Gov. Mark Dayton on Thursday signed legislation into law that will reopen a northeast Minnesota economic development agency's books to the public.
Iron Range Resources and Rehabilitation Board (IRRRB) hasn't had to release the basic financial information of companies it loaned money to since an exemption to the state's public data requirement was passed in 2008.
Rep. Tom Anzlec, DFL-Balsam Township, was the bill's author, and is a member of the agency's board. He said the bill wouldn't have passed without strong support from Republicans committed to public oversight.
"When and if a citizen wants to find out how public tax dollars, in this case taconite production tax dollars, are spent, they're going to be able to find out exactly what happened," Anzelc said. "It's openness and sunshine in government, and I think it's a good thing."
The agency's exemption from the public data requirements drew the ire of some activists, who said it removed public accountability of the state agency's loans.
IRRRB Commissioner Tony Sertich said the change wouldn't affect the day-to-day operations of the agency.

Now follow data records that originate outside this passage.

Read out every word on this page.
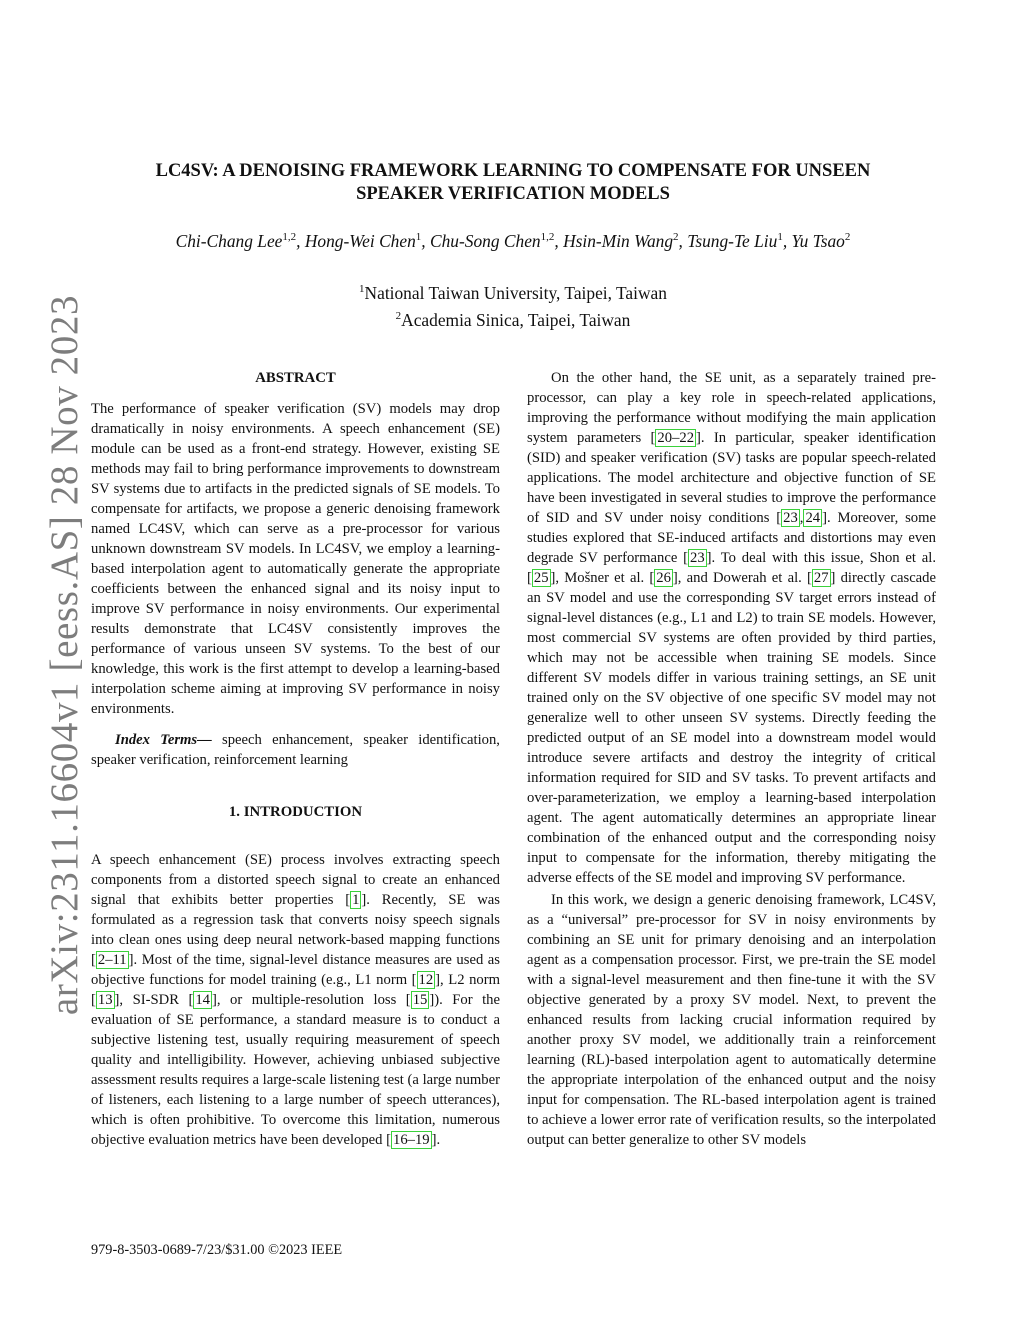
arXiv:2311.16604v1 [eess.AS] 28 Nov 2023
LC4SV: A DENOISING FRAMEWORK LEARNING TO COMPENSATE FOR UNSEEN
SPEAKER VERIFICATION MODELS
Chi-Chang Lee$^{1,2}$, Hong-Wei Chen$^1$, Chu-Song Chen$^{1,2}$, Hsin-Min Wang$^2$, Tsung-Te Liu$^1$, Yu Tsao$^2$
$^1$National Taiwan University, Taipei, Taiwan
$^2$Academia Sinica, Taipei, Taiwan
ABSTRACT

The performance of speaker verification (SV) models may drop dramatically in noisy environments. A speech enhancement (SE) module can be used as a front-end strategy. However, existing SE methods may fail to bring performance improvements to downstream SV systems due to artifacts in the predicted signals of SE models. To compensate for artifacts, we propose a generic denoising framework named LC4SV, which can serve as a pre-processor for various unknown downstream SV models. In LC4SV, we employ a learning-based interpolation agent to automatically generate the appropriate coefficients between the enhanced signal and its noisy input to improve SV performance in noisy environments. Our experimental results demonstrate that LC4SV consistently improves the performance of various unseen SV systems. To the best of our knowledge, this work is the first attempt to develop a learning-based interpolation scheme aiming at improving SV performance in noisy environments.

Index Terms— speech enhancement, speaker identification, speaker verification, reinforcement learning

1. INTRODUCTION

A speech enhancement (SE) process involves extracting speech components from a distorted speech signal to create an enhanced signal that exhibits better properties [ 1 ]. Recently, SE was formulated as a regression task that converts noisy speech signals into clean ones using deep neural network-based mapping functions [ 2–11 ]. Most of the time, signal-level distance measures are used as objective functions for model training (e.g., L1 norm [ 12 ], L2 norm [ 13 ], SI-SDR [ 14 ], or multiple-resolution loss [ 15 ]). For the evaluation of SE performance, a standard measure is to conduct a subjective listening test, usually requiring measurement of speech quality and intelligibility. However, achieving unbiased subjective assessment results requires a large-scale listening test (a large number of listeners, each listening to a large number of speech utterances), which is often prohibitive. To overcome this limitation, numerous objective evaluation metrics have been developed [ 16–19 ].

On the other hand, the SE unit, as a separately trained pre-processor, can play a key role in speech-related applications, improving the performance without modifying the main application system parameters [ 20–22 ]. In particular, speaker identification (SID) and speaker verification (SV) tasks are popular speech-related applications. The model architecture and objective function of SE have been investigated in several studies to improve the performance of SID and SV under noisy conditions [ 23 , 24 ]. Moreover, some studies explored that SE-induced artifacts and distortions may even degrade SV performance [ 23 ]. To deal with this issue, Shon et al. [ 25 ], Mošner et al. [ 26 ], and Dowerah et al. [ 27 ] directly cascade an SV model and use the corresponding SV target errors instead of signal-level distances (e.g., L1 and L2) to train SE models. However, most commercial SV systems are often provided by third parties, which may not be accessible when training SE models. Since different SV models differ in various training settings, an SE unit trained only on the SV objective of one specific SV model may not generalize well to other unseen SV systems. Directly feeding the predicted output of an SE model into a downstream model would introduce severe artifacts and destroy the integrity of critical information required for SID and SV tasks. To prevent artifacts and over-parameterization, we employ a learning-based interpolation agent. The agent automatically determines an appropriate linear combination of the enhanced output and the corresponding noisy input to compensate for the information, thereby mitigating the adverse effects of the SE model and improving SV performance.

In this work, we design a generic denoising framework, LC4SV, as a “universal” pre-processor for SV in noisy environments by combining an SE unit for primary denoising and an interpolation agent as a compensation processor. First, we pre-train the SE model with a signal-level measurement and then fine-tune it with the SV objective generated by a proxy SV model. Next, to prevent the enhanced results from lacking crucial information required by another proxy SV model, we additionally train a reinforcement learning (RL)-based interpolation agent to automatically determine the appropriate interpolation of the enhanced output and the noisy input for compensation. The RL-based interpolation agent is trained to achieve a lower error rate of verification results, so the interpolated output can better generalize to other SV models

979-8-3503-0689-7/23/$31.00 ©2023 IEEE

"We'll have to give notice to the companies that we have a change of policy," Sertich said. "Most of the information we collect already is classified as public information, or it's still classified as non-public in the existing state statutes."
Officials at the IRRRB had expressed concern in the past that public data requirements would scare companies away from the agency.
"They'll share the information with us, but some of them have concern about some of their personal business information getting out broadly," Sertich said. "But that's just what they'll have to weigh when we interact with them."
Anzelc's bill was included in the data practices omnibus bill.